Du cinémaqui sonde l’immonde /«Justice_Dot_Net» de Pol Cruchten

Manfred Enery / «Quatre otages, un procès, vous décidez!»… C’est le volubile sous-titre

du huitième long-métrage du cinéaste grand-ducal Pol Cruchten, qui s’en prend aux pollueurs de toute nature.

D’un film à l’autre, il s’avère que Pol Cruchten se renouvelle de radicale manière. Depuis Hochzäitsnuecht (1992) jusqu’à La supplication/ Voices from Chernobyl (2016), il a su passer du mélodrame ourlé comme une «screwball comedy» au documentaire nourri d’insolente fiction tout en s’arrêtant, entre ses activités de producteur, au polar rugueux (Black Dju en 1997), au ciné-théâtre filmé dans les coulisses (Les Brigands en 2015) ou au drame nimbé de pathos al dente (Boys on the Run en 2003). Aujourd’hui, en dépit d’un sous-titre qui semble se moquer de la ravageuse télé-réalité, le cinéaste nous plonge dans un thriller constamment tendu, ramassé à point, et propice, dès le moindre effleurement, à d’enivrantes émotions – auto-justice, vengeance – qui bémolisent quelque peu notre adhésion absolue au film. Le titre, lui, parle sans accroc. Ce qui importe, c’est le sentiment de justice tel que peuvent l’éprouver les citoyens, militants écologistes ou pas, mais frustrés de toute part. On vogue dans les internautiques réseaux que d’aucuns qualifient d’asociaux et dans lesquels sont arrimés quelques personnages associés aux petits mondes des aventuriers virtuels de la justice socio-écologique et des fondamentalistes politico-marchands qui dirigent Etats et banques tout en animant en sous-main des lobbys d’obédience diversifiée.

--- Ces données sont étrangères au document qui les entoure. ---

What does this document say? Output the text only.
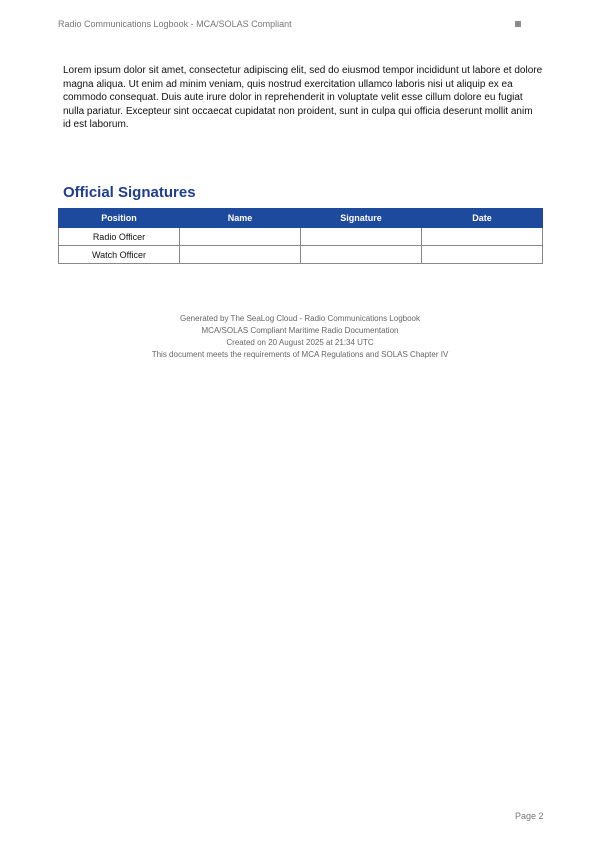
Radio Communications Logbook - MCA/SOLAS Compliant
Lorem ipsum dolor sit amet, consectetur adipiscing elit, sed do eiusmod tempor incididunt ut labore et dolore magna aliqua. Ut enim ad minim veniam, quis nostrud exercitation ullamco laboris nisi ut aliquip ex ea commodo consequat. Duis aute irure dolor in reprehenderit in voluptate velit esse cillum dolore eu fugiat nulla pariatur. Excepteur sint occaecat cupidatat non proident, sunt in culpa qui officia deserunt mollit anim id est laborum.
Official Signatures
Position	Name	Signature	Date
Radio Officer			
Watch Officer			
Generated by The SeaLog Cloud - Radio Communications Logbook
MCA/SOLAS Compliant Maritime Radio Documentation
Created on 20 August 2025 at 21:34 UTC
This document meets the requirements of MCA Regulations and SOLAS Chapter IV
Page 2
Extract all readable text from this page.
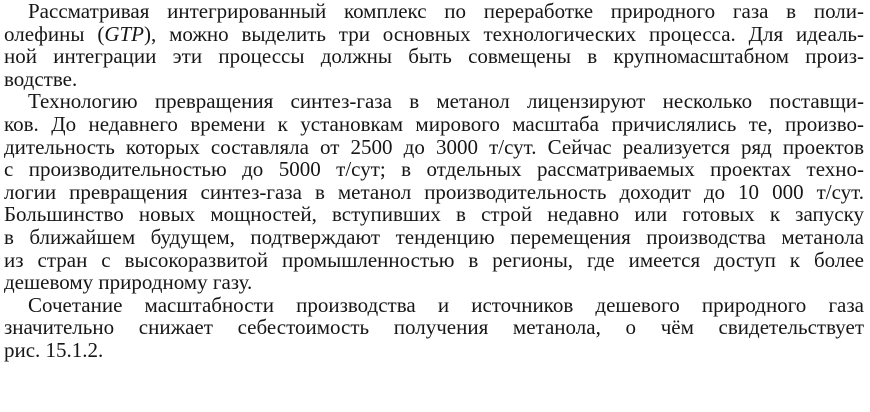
Рассматривая интегрированный комплекс по переработке природного газа в поли-
олефины (GTP), можно выделить три основных технологических процесса. Для идеаль-
ной интеграции эти процессы должны быть совмещены в крупномасштабном произ-
водстве.
Технологию превращения синтез-газа в метанол лицензируют несколько поставщи-
ков. До недавнего времени к установкам мирового масштаба причислялись те, произво-
дительность которых составляла от 2500 до 3000 т/сут. Сейчас реализуется ряд проектов
с производительностью до 5000 т/сут; в отдельных рассматриваемых проектах техно-
логии превращения синтез-газа в метанол производительность доходит до 10 000 т/сут.
Большинство новых мощностей, вступивших в строй недавно или готовых к запуску
в ближайшем будущем, подтверждают тенденцию перемещения производства метанола
из стран с высокоразвитой промышленностью в регионы, где имеется доступ к более
дешевому природному газу.
Сочетание масштабности производства и источников дешевого природного газа
значительно снижает себестоимость получения метанола, о чём свидетельствует
рис. 15.1.2.
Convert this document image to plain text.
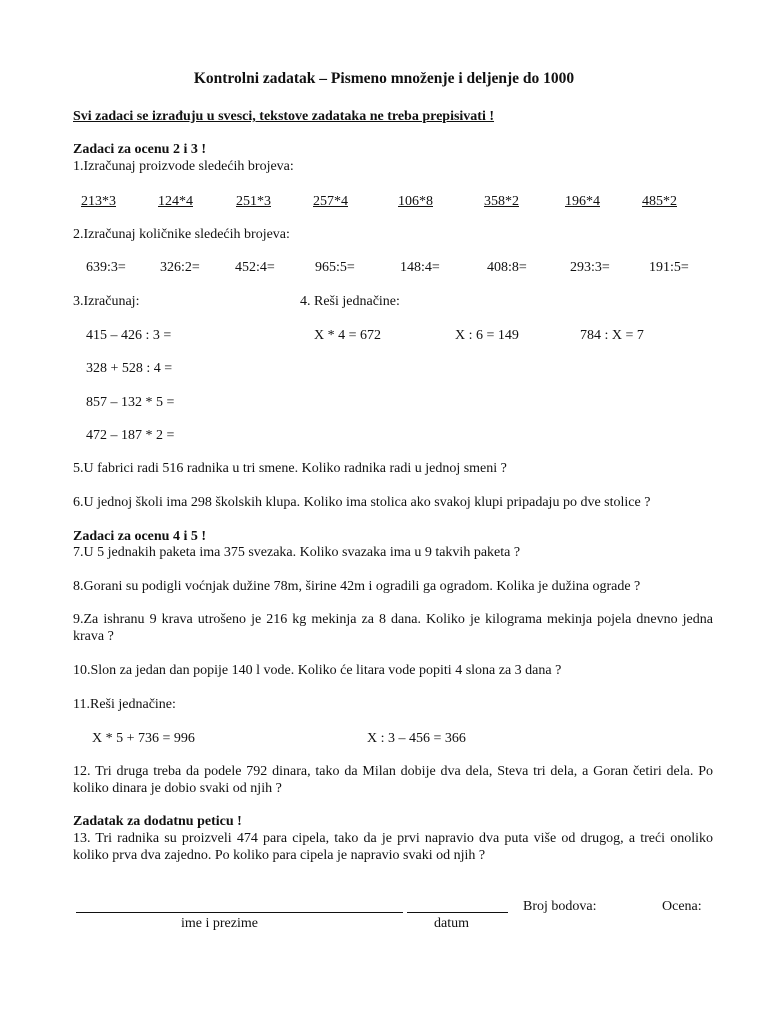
Kontrolni zadatak – Pismeno množenje i deljenje do 1000
Svi zadaci se izrađuju u svesci, tekstove zadataka ne treba prepisivati !
Zadaci za ocenu 2 i 3 !
1.Izračunaj proizvode sledećih brojeva:
213*3	124*4	251*3	257*4	106*8	358*2	196*4	485*2
2.Izračunaj količnike sledećih brojeva:
639:3= 326:2=	452:4=	965:5=	148:4=	408:8=	293:3=	191:5=
3.Izračunaj:	4. Reši jednačine:
415 – 426 : 3 =	X * 4 = 672	X : 6 = 149	784 : X = 7
328 + 528 : 4 =
857 – 132 * 5 =
472 – 187 * 2 =
5.U fabrici radi 516 radnika u tri smene. Koliko radnika radi u jednoj smeni ?
6.U jednoj školi ima 298 školskih klupa. Koliko ima stolica ako svakoj klupi pripadaju po dve stolice ?
Zadaci za ocenu 4 i 5 !
7.U 5 jednakih paketa ima 375 svezaka. Koliko svazaka ima u 9 takvih paketa ?
8.Gorani su podigli voćnjak dužine 78m, širine 42m i ogradili ga ogradom. Kolika je dužina ograde ?
9.Za ishranu 9 krava utrošeno je 216 kg mekinja za 8 dana. Koliko je kilograma mekinja pojela dnevno jedna krava ?
10.Slon za jedan dan popije 140 l vode. Koliko će litara vode popiti 4 slona za 3 dana ?
11.Reši jednačine:
X * 5 + 736 = 996	X : 3 – 456 = 366
12. Tri druga treba da podele 792 dinara, tako da Milan dobije dva dela, Steva tri dela, a Goran četiri dela. Po koliko dinara je dobio svaki od njih ?
Zadatak za dodatnu peticu !
13. Tri radnika su proizveli 474 para cipela, tako da je prvi napravio dva puta više od drugog, a treći onoliko koliko prva dva zajedno. Po koliko para cipela je napravio svaki od njih ?
Broj bodova:	Ocena:
ime i prezime	datum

En l’occurrence, il s’agit de l’eau, de son exploitation mondialisée et de sa marchandisation effrénée au détriment de populations qui en jouissent chichement dans quelques régions précarisées du monde.

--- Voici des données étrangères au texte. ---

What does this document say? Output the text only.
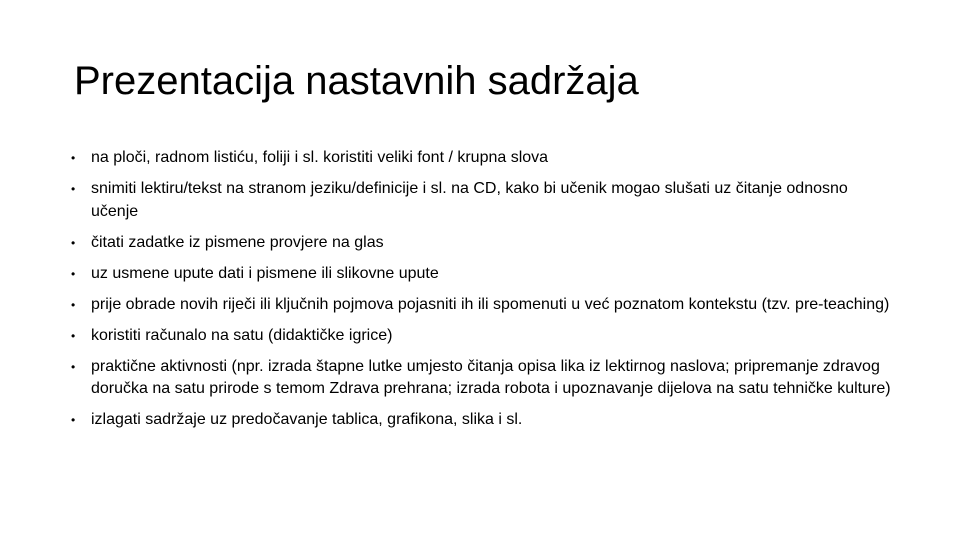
Prezentacija nastavnih sadržaja
• na ploči, radnom listiću, foliji i sl. koristiti veliki font / krupna slova
• snimiti lektiru/tekst na stranom jeziku/definicije i sl. na CD, kako bi učenik mogao slušati uz čitanje odnosno učenje
• čitati zadatke iz pismene provjere na glas
• uz usmene upute dati i pismene ili slikovne upute
• prije obrade novih riječi ili ključnih pojmova pojasniti ih ili spomenuti u već poznatom kontekstu (tzv. pre-teaching)
• koristiti računalo na satu (didaktičke igrice)
• praktične aktivnosti (npr. izrada štapne lutke umjesto čitanja opisa lika iz lektirnog naslova; pripremanje zdravog doručka na satu prirode s temom Zdrava prehrana; izrada robota i upoznavanje dijelova na satu tehničke kulture)
• izlagati sadržaje uz predočavanje tablica, grafikona, slika i sl.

En écho, on perçoit les grosses affaires qui troublent et agitent actuellement la planète Terre (glyphosate, gaz à effet de serre…). Au centre de la fiction qui flirte à peine avec la dystopie courante, et en quelques plans fougueux, on fait affaire avec Jack De Long, un militant canadien écologiste à l’angélique faciès qui fait des prouesses sur la vaste toile mondiale avec ses explosifs dons de programmeur informatique. Réfugié à Luxembourg (dans le Grund, évidemment…), avec sa collègue Valérie, Jack met au point un site destiné à coincer d’une manière ou d’une autre quatre décideurs omnipotents qui mangent à divers râteliers: gouvernance politique, finance internationale, entreprise d’exploitation de l’eau, société pétrolière, agence militaro-policière. Tout y est. C’est comme un résumé de l’immonde contemporain.

Lors de l’avant-première du film la semaine dernière au Kinepolis-Kirchberg, le producteur du film Nicolas Steil (Iris Productions), a réuni quelques pointures du monde économique et politique luxembourgeois pour discourir, après la projection, de ces «maux» qui menacent l’humanité et engendrent les peurs, pour les pointer avec entrain, et convenir d’un prévisible consensus presque candide: Tout ne va pour le mieux dans notre monde en peine, mais on progresse dans l’éco-responsabilité…

Les mêmes débatteurs ont par ailleurs souligné l’extrême pugnacité de la réalisation de Pol Cruchten. Concis par sa durée, le film l’est tout autant dans son déroulement qui n’est pas sans évoquer quelques pointures du cinéma états-unien d’antan, Brian DePalma, Sydney Lumet ou même Fritz Lang – que Pol Cruchten vénère particulièrement.

Si le scénario paraît tout droit sorti d’une efficace série B (enlèvement, torture, procès), son traitement évite les clairs-obscurs douteux grâce à l’image que signe l’opérateur Jerzy Palacz et grâce à l’élégante partition musiquée par l’immense Gast Waltzing.